Souffle acide du vent, larmes brulantes du ciel. Le monde ne ressemble plus aux paysages d'autrefois. Les cataclysmes ont frappé, des colonnes de flammes et de fumées se sont élevées sur l'horizon. La guerre. La guerre des hommes. Et nous, les loups n'avons eu d'autres choix que de fuir. Nombreux furent nos congénères emportés. Nous traversâmes les plaines cabossées, les forêts de cendres, poursuivis par la faim, traqués par la mort.
Notre salut, nous le devions malheureusement à ceux qui avaient provoqué notre malheur.

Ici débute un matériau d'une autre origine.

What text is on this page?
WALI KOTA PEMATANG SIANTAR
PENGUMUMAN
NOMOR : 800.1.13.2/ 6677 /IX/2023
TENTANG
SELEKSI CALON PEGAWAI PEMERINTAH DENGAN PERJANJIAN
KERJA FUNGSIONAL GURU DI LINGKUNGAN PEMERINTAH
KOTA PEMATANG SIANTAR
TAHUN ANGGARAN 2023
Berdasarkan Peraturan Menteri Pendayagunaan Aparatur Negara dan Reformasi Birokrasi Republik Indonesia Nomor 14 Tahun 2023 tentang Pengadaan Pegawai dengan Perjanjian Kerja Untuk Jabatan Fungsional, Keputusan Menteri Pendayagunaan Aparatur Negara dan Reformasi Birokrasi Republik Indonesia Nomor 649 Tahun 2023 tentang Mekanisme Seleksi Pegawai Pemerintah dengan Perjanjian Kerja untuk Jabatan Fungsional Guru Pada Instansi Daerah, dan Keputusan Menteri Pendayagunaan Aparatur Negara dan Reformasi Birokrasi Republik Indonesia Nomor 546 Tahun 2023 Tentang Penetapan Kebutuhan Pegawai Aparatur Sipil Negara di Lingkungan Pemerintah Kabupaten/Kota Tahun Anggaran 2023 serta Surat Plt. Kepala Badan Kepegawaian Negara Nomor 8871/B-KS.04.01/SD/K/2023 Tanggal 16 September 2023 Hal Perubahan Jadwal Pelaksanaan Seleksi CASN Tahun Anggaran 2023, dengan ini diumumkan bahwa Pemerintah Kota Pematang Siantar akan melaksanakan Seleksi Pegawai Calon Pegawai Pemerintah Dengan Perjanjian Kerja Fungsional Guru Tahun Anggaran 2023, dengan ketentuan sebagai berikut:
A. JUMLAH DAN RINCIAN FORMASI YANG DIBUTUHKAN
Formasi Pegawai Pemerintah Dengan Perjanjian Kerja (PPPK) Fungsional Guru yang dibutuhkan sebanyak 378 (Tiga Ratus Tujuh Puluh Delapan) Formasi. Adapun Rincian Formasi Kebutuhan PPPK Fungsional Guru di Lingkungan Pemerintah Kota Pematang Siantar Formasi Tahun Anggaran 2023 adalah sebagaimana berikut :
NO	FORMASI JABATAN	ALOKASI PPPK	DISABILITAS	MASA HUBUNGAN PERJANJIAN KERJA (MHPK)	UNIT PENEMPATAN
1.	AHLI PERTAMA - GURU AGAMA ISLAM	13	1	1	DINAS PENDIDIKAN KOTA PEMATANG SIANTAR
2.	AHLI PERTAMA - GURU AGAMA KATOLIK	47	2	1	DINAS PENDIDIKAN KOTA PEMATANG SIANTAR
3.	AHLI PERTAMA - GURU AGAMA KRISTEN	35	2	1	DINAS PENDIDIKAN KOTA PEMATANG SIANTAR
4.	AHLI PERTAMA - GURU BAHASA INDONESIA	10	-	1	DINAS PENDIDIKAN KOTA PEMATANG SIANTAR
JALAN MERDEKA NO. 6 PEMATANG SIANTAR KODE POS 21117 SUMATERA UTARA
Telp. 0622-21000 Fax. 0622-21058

Je promène le regard vers le haut, sur les branchages de ces arbres que je connais bien. Le froid glacial, et le soleil rencontré hier ont fait se lever une brume qui recouvre le sol et créer des volutes cependant que je marche dans cette étrange matière. Un oiseau solitaire chante au loin, prodiguant à l'atmosphère un côté lugubre, qui pourtant est loin de m'effrayer. Depuis que j'ai quitté la Meute, ces bois me sont bien connus; les arbres sont mes compagnons de route, et les oiseaux solitaires, mes guides. Même ces cadavres blanchis et recouverts de neige, dans les arbres, me sont devenus familiers. Je ne saurai les craindre, ni les fuir. Ces bois m'apportent le peu de nourriture qui me permet de survivre. Alors je marche, le souffle régulier, l’air rempli de cet air glacial de l’hiver, qui vous tiens éveillé par temps d’activité, mais qui fera succomber dans un sommeil mortel l’imprudent. Mon épais pelage blanc me protège de ses rigueurs, et favorise mon camouflage dans ces terres recouvertes de neige. Comme si j’avais été conçue pour vivre par des temps de glace et de famine. Il est vrai que jamais je ne me sentis plus vivante qu’en ce jour, affrontant bravement le premier hiver de ma courte vie, telle une reine retrouvant enfin son royaume. Je glisse sur ces étendues, parmi ces géants d’écorce dépourvus de feuille, à la recherche d’une proie. Espérons que le Destin me soit favorable.